Integrate
Create flows, define mapping and mastering steps and run them to integrate data in the MarkLogic Data Hub.
Getting Started
A flow is just a collection of steps. Steps are what you configure to integrate data in the data hub. Steps can be of type ingest, mapping, matching, merging, and custom.
Data Hub Central Community Edition (DHCCE) allows you to create mapping, matching, and merging steps. However, you can run DHCCE against an existing hub and you’ll have your existing flows and steps available for use.
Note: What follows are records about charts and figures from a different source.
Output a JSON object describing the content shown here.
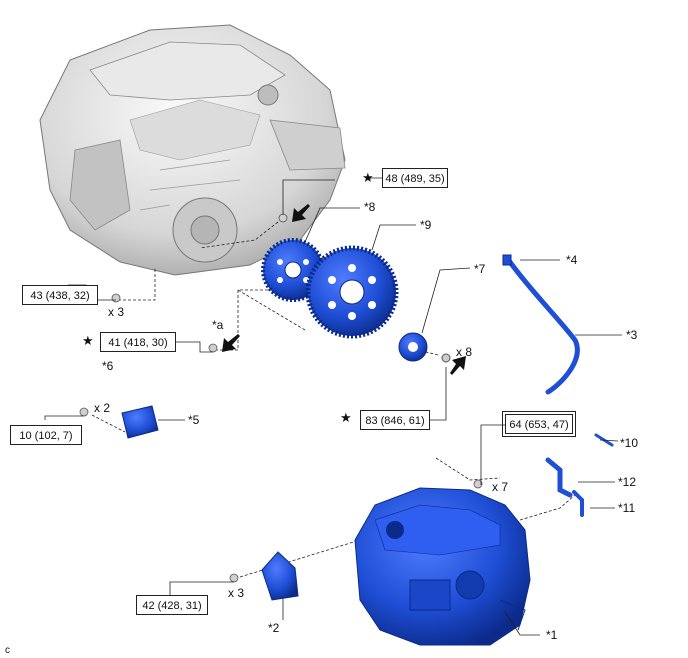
{
  "diagram": {
    "torque_specs": [
      {
        "id": "t48",
        "value": "48 (489, 35)",
        "star": true
      },
      {
        "id": "t43",
        "value": "43 (438, 32)",
        "star": false
      },
      {
        "id": "t41",
        "value": "41 (418, 30)",
        "star": true
      },
      {
        "id": "t10",
        "value": "10 (102, 7)",
        "star": false
      },
      {
        "id": "t83",
        "value": "83 (846, 61)",
        "star": true
      },
      {
        "id": "t64",
        "value": "64 (653, 47)",
        "star": false
      },
      {
        "id": "t42",
        "value": "42 (428, 31)",
        "star": false
      }
    ],
    "quantities": {
      "q43": "x 3",
      "q10": "x 2",
      "q83": "x 8",
      "q64": "x 7",
      "q42": "x 3"
    },
    "callouts": {
      "c1": "*1",
      "c2": "*2",
      "c3": "*3",
      "c4": "*4",
      "c5": "*5",
      "c6": "*6",
      "c7": "*7",
      "c8": "*8",
      "c9": "*9",
      "c10": "*10",
      "c11": "*11",
      "c12": "*12",
      "ca": "*a"
    },
    "star_symbol": "★",
    "corner_mark": "c",
    "colors": {
      "part_blue": "#1f4fd6",
      "part_blue_dark": "#0b2a8a",
      "engine_gray": "#d9d9d9",
      "line": "#222222"
    }
  }
}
You will find that all step types are respected and usable by DHCCE. See “Additional Step Info” below for more details on ingest and custom step types.
- Flows are detailed on the left pane.
- Click the ‘+’ icon to add a new flow.
- Click a flow name to display the flow in the center pane.
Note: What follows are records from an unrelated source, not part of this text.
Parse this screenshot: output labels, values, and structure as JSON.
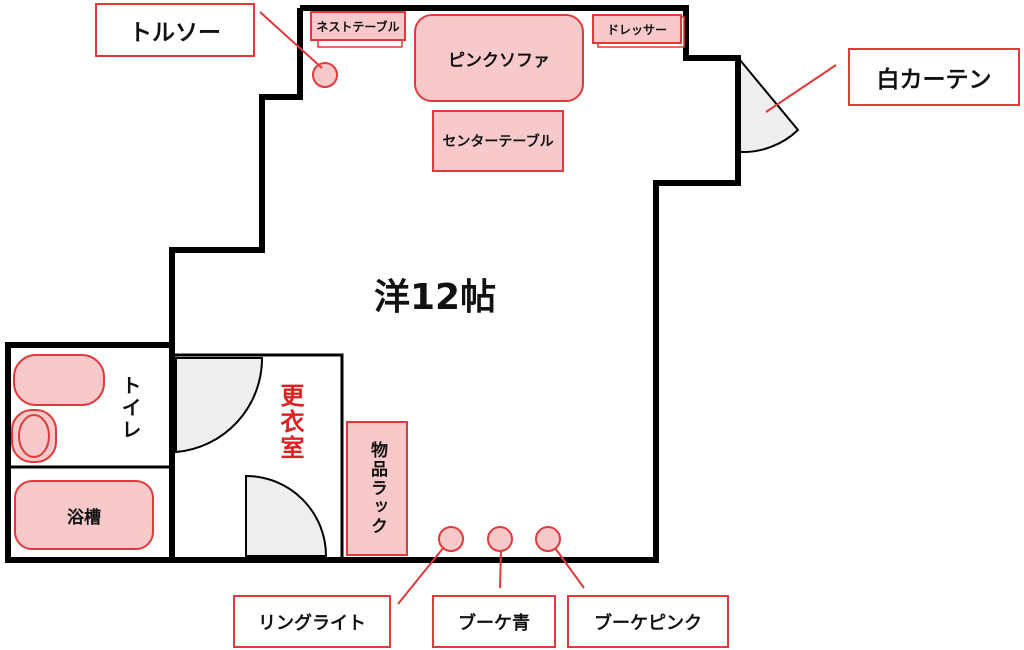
{
  "room_label": "洋12帖",
  "dressing_room_label": "更衣室",
  "toilet_label": "トイレ",
  "furniture": {
    "nest_table": "ネストテーブル",
    "sofa": "ピンクソファ",
    "dresser": "ドレッサー",
    "center_table": "センターテーブル",
    "rack": "物品ラック",
    "bathtub": "浴槽"
  },
  "callouts": {
    "torso": "トルソー",
    "white_curtain": "白カーテン",
    "ring_light": "リングライト",
    "bouquet_blue": "ブーケ青",
    "bouquet_pink": "ブーケピンク"
  },
  "colors": {
    "wall": "#000000",
    "accent": "#e03a3a",
    "furniture_fill": "#f8c9cb",
    "door_fill": "#eeeeee",
    "dressing_label": "#e02020"
  }
}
- The selected flow and its steps are illlustrated in the center.
- Click “Add Step” to add a step to the flow.
- Click “Run Steps” to run the steps in your flow.
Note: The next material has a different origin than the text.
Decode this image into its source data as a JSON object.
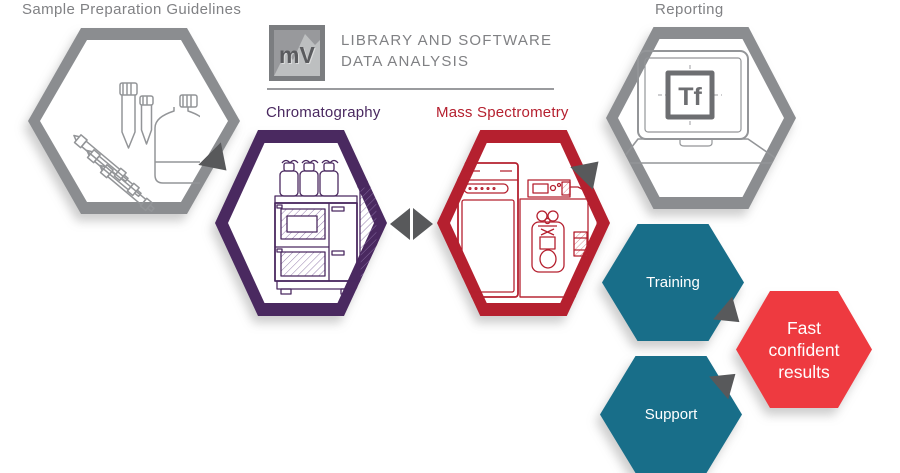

- Click the trashcan icon next to the flow name to delete the flow and all its steps from the hub.
- Click a step to see its detail displayed below the flow.
- The details of which entities are available for use (based on the model selectin in Connect) and how many have already been harmonized is detailed on the right.
- Click the trashcan icon to the right of an entity count in the “Manage My Data” pane to delete those entities from the final database in the data hub.
Mapping Steps
When using Upload to load data, the name of the file will be the name of the collection the data is saved to in Staging. When using ingest steps, typically the name of the ingest step is used. This collection name can be used for the Data Source field when creating mapping steps.
Mastering Steps
Mapped data will be saved in a collection named for the entity it is mapped to. This collection name should be used for the Data Source when creating Matching or Merging steps.
Additional Icons
Collapsing the “Manage My Data” pane to increase the size of the workspace of mapping step configurations can be very helpful. The following icons help to maximize the workspace in the center and to provide additional useful information.
- Click the 2-way arrow icon in the upper left of the center pane to minimize the “Flows” pane.
- Click the database icon in the upper right of the center pane to minimize the “Manage My Data” pane.
- Click the counter-clockwise arrow next to the database icon in the upper right to display the Jobs information for the selected flow.
- If you run a flow and get an error. You can inspect the Jobs information for error messages.
Additional Step Info
Ingest steps aren’t really needed if you think about it. Data can be loaded outside of DHCCE into the hub as well and still processed in mapping and mastering steps by DHCCE. All a mapping step requires to map a source file to the target is a collection name or a query, not a previous ingestion step. Using Upload, we already know what the file is and where it came from, so no additional ingest step required.
The path of data for existing ingest steps is editable. For other ingest step configurations, attend to the corresponding .json config file in the data hub project.
For custom steps, the path is displayed. To edit the custom module, attend to the .json file on the file system associated with the displayed path.